With hair that's often partly blue or pink or adorned with flowers, butterflies, or fruit, Kendrick's quirky and colorful aesthetic certainly is in-line with the stylings of Japanese youth culture. And in her videos for the songs "Ways" and "Misery," both of which she produced, you'll find lots of cute quirk, from sunglass-wearing pineapples to naked Barbie bonfires. "Yeah, I realized when we had the shoot they were all about the rainbows and the glitter," admits Kendrick, who was photographed by Nero's Natalie Neal wearing a rainbow-colored fishnet swimsuit and made up with glittered eyelids and a popped bubblegum bubble on her lips.

But that bedazzled world of hers isn't the only beautiful thing about Ruby the Rabbitfoot. Her radiant music is turning heads, too — particularly 2014's New as Dew.

Released two years after Kendrick's debut No Weight No Chain, New as Dew is a vibrant, confident collection. "Honestly, I can't even listen to my first record," she admits. "It's so funny, because I feel like I'm just whining. I think maybe New as Dew is more sure-footed, like I think I might be having more fun."

Though No Weight shows some of what Kendrick's capable of, New as Dew gets the job done. More indie pop than the previous disc's alt-country leanings, the new record was inspired by artists like Fiona Apple and Cat Power. The result: songs that are shinier and less lovelorn than No Weight. "The first one seems so sad to me," she says. "This one has more jokes. I like to be funnier somehow. It's hard to do, I feel like, because you want to be taken seriously, but I really can't take myself too seriously."

One thing hasn't changed from one release to the next: the subject matter for her songs. "They're still all about boys, which is annoying," Kendrick says. "I'm really trying.

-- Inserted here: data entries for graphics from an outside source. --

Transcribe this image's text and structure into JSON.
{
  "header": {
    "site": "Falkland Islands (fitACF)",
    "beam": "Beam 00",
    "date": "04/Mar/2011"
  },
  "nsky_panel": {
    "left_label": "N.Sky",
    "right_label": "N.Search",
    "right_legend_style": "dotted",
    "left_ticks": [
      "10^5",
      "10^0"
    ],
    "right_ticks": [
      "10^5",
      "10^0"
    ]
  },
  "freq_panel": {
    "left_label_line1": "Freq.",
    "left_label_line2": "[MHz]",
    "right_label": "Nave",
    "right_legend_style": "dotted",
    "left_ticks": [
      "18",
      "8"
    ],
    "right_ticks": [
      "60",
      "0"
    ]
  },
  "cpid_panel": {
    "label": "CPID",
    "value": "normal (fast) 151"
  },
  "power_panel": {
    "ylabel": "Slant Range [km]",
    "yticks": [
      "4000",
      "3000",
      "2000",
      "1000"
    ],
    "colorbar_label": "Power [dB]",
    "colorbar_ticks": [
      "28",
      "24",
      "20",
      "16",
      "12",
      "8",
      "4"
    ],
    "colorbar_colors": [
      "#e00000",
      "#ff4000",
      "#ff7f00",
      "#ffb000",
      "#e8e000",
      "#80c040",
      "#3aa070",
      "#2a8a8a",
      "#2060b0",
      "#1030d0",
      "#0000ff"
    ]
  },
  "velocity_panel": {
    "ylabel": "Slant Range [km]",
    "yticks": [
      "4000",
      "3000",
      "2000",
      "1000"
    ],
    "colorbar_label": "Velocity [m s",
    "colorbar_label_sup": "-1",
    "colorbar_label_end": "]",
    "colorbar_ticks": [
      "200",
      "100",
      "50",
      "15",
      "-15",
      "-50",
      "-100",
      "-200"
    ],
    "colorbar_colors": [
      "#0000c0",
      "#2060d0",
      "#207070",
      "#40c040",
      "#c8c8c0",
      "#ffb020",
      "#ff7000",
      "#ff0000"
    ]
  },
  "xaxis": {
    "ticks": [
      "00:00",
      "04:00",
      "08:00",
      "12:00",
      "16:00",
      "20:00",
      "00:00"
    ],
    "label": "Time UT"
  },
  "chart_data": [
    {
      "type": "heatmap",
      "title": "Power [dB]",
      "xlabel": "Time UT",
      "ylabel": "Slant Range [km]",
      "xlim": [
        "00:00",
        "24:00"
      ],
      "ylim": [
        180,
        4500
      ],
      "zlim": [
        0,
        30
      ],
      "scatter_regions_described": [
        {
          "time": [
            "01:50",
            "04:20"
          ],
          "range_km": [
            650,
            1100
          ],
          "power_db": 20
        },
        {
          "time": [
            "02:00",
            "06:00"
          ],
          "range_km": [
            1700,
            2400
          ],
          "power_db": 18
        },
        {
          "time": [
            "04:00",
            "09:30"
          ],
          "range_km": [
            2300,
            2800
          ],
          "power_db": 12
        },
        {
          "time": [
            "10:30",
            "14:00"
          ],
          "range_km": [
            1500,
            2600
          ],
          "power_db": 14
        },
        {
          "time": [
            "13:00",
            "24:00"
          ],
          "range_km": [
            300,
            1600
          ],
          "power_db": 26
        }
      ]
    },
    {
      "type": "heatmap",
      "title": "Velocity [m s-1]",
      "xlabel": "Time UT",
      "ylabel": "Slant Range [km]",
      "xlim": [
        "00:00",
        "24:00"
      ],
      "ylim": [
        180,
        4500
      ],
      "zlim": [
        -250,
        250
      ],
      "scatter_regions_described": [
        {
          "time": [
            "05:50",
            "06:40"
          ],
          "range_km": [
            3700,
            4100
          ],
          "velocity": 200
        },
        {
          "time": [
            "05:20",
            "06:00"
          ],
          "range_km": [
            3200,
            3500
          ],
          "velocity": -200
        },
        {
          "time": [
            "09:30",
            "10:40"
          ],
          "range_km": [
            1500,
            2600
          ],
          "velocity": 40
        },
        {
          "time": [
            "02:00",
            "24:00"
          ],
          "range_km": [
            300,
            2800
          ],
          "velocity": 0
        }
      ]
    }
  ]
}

It's hard, because, you know — love — everyone wants to write about it."

Kendrick humbly has no idea why the simple but enchanting track "Ways" is, so far, her most popular single. "That day I wrote the song, this boyfriend of mine at the time was gettin' on my nerves so bad, I just had to go," she laughs. "And so I just drove to Milledgeville [Ga.] I was just so frustrated ... he was driving me fucking crazy."

And then there's "Misery," the first song recorded for New. With vocals slightly reminiscent of Jenny Lewis, Kendrick sings, "I can see it in your eyes, you might ruin me." Kendrick explains, "You know when you really like someone, like to the point where you know they're probably gonna hurt your feelings, but you don't care?"

She adds, "It's kind of a fun and sexy song, like, 'Come on over here and make me miserable, like, whatever — just ruin my life, that's fine.'"

Though Kendrick is still promoting New as Dew — in March, she'll release a video for the record's "As Bad as I Am," shot also by Los Angeles-based Neal — she's also apparently "balls deep" into the next album. The yet-to-be-titled record won't see the light of day until next year, but something tells us it'll be worth the wait. "I'm always listening to R&B and hip-hop, and I think with this new record, I'm really gonna go there — as much as I could do something like that," she says.

On songs like "New as Dew," Kendrick uses a delicate spoken-word style, which she reckons must come from her hankering for hip-hop. "It's like rap, but not like in the traditional sense," she says.

And you may find a cool cover or two on the next disc, too. "I'm working on a cover of Madonna's 'Take a Bow,'" she says. "It's like the hardest song I've ever freaking done. It's so intimidating, but I think just paying attention to that sort of slow BPM is gonna be good for me in the long run.

"I'm studying," Kendrick adds. "I'm like in R&B school right now, and it's really fun."